Chris Patterson “Remote Searching: Trawling in the Cloud”  NZCLR 29
The Search and Surveillance Act 2012 (SSA) allows the Police and other enforcement agencies to perform remote searches of data. All searches are, however, subject to the overriding but not absolute principles of the New Zealand Bill of Rights Act 1990 (the BORA), in particular s 21. The application of the BORA should provide a balance between the acts of an enforcement agency carrying out its investigative role and an individual’s right not to be subjected to unreasonable search and seizure. Such a right should extend to the protection of an individual’s privacy in respect to data stored on internet cloud based servers, requiring enforcement agencies to obtain a warrant in order to search that data. However increasingly, data is stored offshore which gives rise to a number of jurisdictional issues.
The few co-operative arrangements that exist between states are at present considered necessary in order to preventreciprocated aggressive searches.1 Any search undertaken pursuant to these arrangements, and in accordance with the SSA, will in most cases be considered a lawful search. However, if a search is undertaken of a target computer from which the location is unknown or authority has not been granted by the governing territory, should the search be considered unlawful?

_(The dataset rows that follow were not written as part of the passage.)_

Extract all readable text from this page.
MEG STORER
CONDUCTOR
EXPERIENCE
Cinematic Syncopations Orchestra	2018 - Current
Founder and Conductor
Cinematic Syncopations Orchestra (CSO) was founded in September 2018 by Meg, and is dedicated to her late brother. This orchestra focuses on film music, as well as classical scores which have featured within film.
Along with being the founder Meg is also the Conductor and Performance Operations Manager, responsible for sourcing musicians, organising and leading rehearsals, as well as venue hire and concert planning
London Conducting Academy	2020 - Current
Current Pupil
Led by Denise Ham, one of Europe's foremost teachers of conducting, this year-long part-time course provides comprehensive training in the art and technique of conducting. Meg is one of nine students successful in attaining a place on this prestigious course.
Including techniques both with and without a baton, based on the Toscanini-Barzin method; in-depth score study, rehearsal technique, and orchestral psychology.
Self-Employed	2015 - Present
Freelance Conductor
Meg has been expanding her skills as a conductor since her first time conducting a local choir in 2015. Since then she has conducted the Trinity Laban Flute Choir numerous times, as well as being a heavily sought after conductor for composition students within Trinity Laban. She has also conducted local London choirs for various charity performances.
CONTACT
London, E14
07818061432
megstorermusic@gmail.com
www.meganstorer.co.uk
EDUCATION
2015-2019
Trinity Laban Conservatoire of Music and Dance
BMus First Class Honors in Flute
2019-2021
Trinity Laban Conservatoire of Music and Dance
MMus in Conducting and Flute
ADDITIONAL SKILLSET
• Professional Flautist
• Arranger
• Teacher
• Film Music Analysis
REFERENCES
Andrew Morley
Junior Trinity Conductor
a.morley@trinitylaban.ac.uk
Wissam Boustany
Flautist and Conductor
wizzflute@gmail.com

This article will argue that any Court faced with a remote cross border search will need to consider the implications and application of the BORA
as well as whether or not the SSA has an extra territorial effect. This article will also argue that data obtained via remote searching is likely to be considered unlawful in terms of the
minimum rights prescribed by the BORA. The article concludes with the proposition that legislative amendments are necessary to provide better guidance and clarity as to the scope of remote searching.